Anand's opening choice was very surprising. Isn't the Bogo Indian supposed to give White a risk free edge? Well, Vishy seems to have come to the event with some new ideas. Anish was able get a small advantage out of the opening. At one point Anish could have converted it into something tangible, but he faltered, Anand created counterplay and we reached an ending in which Vishy had an extra pawn.


Giri vs Anand

Black has just played his pawn to f5. What would you play here as White?

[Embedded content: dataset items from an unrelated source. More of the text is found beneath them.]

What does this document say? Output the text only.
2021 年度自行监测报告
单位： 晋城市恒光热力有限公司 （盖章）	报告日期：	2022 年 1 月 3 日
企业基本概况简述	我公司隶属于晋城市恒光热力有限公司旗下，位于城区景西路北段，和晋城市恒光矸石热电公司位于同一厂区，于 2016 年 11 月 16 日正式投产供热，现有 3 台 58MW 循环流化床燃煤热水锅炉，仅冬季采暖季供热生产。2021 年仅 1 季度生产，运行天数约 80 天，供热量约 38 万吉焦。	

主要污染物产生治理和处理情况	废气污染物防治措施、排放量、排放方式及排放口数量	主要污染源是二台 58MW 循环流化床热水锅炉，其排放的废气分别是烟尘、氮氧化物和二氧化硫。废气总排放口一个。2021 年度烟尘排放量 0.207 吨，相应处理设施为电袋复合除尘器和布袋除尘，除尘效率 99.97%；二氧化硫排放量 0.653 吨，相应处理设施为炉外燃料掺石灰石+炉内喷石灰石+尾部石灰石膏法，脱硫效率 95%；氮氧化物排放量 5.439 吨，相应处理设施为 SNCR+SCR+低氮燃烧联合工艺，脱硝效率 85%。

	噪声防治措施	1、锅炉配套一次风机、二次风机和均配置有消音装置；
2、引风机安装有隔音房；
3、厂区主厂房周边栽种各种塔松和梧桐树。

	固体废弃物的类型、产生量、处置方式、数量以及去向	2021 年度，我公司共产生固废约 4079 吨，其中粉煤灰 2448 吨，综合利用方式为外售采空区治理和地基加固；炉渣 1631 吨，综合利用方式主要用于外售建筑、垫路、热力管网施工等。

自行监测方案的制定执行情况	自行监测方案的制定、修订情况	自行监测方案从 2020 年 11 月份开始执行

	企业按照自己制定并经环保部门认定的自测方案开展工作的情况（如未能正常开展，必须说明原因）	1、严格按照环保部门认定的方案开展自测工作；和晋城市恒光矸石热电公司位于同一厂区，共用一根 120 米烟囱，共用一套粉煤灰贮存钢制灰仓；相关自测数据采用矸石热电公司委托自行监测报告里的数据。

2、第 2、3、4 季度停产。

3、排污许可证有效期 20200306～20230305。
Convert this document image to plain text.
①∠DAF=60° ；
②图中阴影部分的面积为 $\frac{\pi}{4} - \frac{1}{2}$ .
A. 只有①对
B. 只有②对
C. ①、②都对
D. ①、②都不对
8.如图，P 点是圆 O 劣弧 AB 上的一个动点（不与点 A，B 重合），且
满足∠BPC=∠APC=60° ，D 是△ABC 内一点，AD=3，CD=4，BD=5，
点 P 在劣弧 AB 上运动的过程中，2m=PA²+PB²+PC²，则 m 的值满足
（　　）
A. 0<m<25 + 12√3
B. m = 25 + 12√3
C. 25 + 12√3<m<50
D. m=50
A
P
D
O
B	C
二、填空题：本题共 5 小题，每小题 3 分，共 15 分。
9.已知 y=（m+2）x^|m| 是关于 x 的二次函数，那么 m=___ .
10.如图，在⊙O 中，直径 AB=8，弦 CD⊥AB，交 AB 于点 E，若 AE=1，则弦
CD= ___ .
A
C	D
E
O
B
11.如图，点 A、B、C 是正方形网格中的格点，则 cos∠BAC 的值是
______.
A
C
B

White has a few options up his sleeve. He can play f3 and then take on g4 with his pawn keeping the integrity of his structure. On the other hand, he could also play Kg3 and take on g4 with his king. The last option is to play Rb8+ now or on the next move and push the black king to h7 and then continue the play. All of the lines lead to a draw. But playing Kg3 is more clear than playing the pawn to f3 because of the following reason: 

In this position the rook gets a stable square on g5 from where it can control both g7 and b5, the two weaknesses in Black's camp

In this position the rook doesn't get the g5 square because the pawn will come to f4. Either g7 will remain weak or the b5 pawn. Hence, this is a much easier way to draw the game.

It is quite surprising that a player of Anish's calibre could not draw this endgame. But it shows that when you are playing with less time, then calculating accurately is no longer possible. You have to play it on feel. And Anish felt that he should take on g4 with his pawn and cut the black king off on the seventh rank. Quite logical thoughts, just that it wasn't enough to hold the game. Check out the analysis below to understand where Giri went wrong.

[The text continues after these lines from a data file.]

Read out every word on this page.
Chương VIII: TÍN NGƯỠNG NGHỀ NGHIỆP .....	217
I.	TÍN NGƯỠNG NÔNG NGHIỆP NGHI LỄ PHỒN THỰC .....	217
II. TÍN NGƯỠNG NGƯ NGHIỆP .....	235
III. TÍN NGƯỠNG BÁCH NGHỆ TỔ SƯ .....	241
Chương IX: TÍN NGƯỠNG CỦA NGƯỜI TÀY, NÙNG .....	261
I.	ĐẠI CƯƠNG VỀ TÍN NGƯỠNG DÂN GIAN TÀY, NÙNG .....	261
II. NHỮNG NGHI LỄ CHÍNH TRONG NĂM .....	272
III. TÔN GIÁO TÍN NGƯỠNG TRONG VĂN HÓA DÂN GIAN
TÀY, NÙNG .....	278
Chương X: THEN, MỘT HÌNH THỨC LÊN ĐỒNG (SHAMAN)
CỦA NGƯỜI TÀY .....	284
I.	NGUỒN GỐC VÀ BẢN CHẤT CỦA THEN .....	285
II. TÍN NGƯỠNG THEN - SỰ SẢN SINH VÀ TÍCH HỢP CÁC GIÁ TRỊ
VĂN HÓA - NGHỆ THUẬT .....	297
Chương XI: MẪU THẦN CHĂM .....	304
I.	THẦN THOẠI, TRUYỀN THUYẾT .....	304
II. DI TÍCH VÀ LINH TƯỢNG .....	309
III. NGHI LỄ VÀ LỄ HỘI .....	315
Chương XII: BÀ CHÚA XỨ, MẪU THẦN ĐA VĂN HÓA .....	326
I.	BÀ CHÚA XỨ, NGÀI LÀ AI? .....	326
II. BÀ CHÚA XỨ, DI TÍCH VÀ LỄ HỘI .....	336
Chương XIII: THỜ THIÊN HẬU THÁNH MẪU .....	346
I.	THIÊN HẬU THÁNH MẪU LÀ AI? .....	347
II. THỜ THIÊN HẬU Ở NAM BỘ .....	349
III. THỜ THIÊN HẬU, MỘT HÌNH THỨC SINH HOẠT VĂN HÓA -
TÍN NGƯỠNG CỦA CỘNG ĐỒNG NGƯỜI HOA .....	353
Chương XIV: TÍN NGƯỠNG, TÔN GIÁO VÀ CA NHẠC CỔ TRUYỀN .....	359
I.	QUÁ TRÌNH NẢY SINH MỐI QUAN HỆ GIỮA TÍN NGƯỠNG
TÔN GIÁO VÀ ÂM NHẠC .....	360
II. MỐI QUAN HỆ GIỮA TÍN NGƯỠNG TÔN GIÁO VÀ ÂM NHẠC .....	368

Vishy Anand discusses the endgame with Giri. One quality to be admired in both Anand and Giri is that no matter the result they always analyze the game with their opponents. | Lennart Ootes/ Grand Chess Tour

In the last round of the day Anand drew his game with Caruana. Both Anand and Caruana now lead the event with 5.0/6| Lennart Ootes/ Grand Chess Tour

Current standings after day one of Paris rapid

It's nice to see how Duda has made himself belong to these top level tournaments. Although he got the wild card entry, he is in fourth place with 4.0/6 | Lennart Ootes/ Grand Chess Tour

Vivendi headquarters is where the tournament is taking place. Vivendi SA is a French mass media conglomerate headquartered in Paris. The company has activities in music, television, film, video games, book publishing, telecommunications, tickets and video hosting service. | Lennart Ootes/ Grand Chess Tour

The playing hall with a packed audience | Lennart Ootes/ Grand Chess Tour

Shakh and MVL had a tough final match against each other at the Riga Grand Prix, but that has not come in between their friendship! | Lennart Ootes/ Grand Chess Tour

The million dollar question! Will Anand be able to continue his run on day two of the event? | Lennart Ootes/ Grand Chess Tour

More about Grand Chess Tour

The fifth edition of the Grand Chess Tour (GCT) sees the tour expand to eight tournaments and increase in the number of full tour participants to twelve. The tour will also welcome fourteen event level wildcards in 2019. Tour participants will fight for a record prize fund of $1.75 million as the GCT expands its reach to four continents to include tournaments in Africa, Asia, Europe and America. The prize money on offer for the classical tournaments has been increased to $325,000 per event ($90,000 for 1st place and $60,000 for 2nd) while the prize fund for the GCT Finals in London will also be raised to $350,000 ($150,000 for 1st place and $100,000 for 2nd).


Croatia GCT and the Sinquefield Cup will be classical tournaments with five rapid and blitz tournaments to be held in Abidjan, Paris, St Louis, Bucharest and Kolkata. The GCT Finals will once again be held in London as part of the 2019 London Chess Classic. The twelve full tour participants will play in both classical events as well as in three of the five rapid and blitz tournaments. The classical events will be expanded to eleven-rounds while the rapid and blitz events will all use the GCT’s traditional ten player formats. The top four players by cumulative score will qualify for the 2019 GCT Finals which will be held during the London Chess Classic in London, UK between November 30 and December 10, 2019.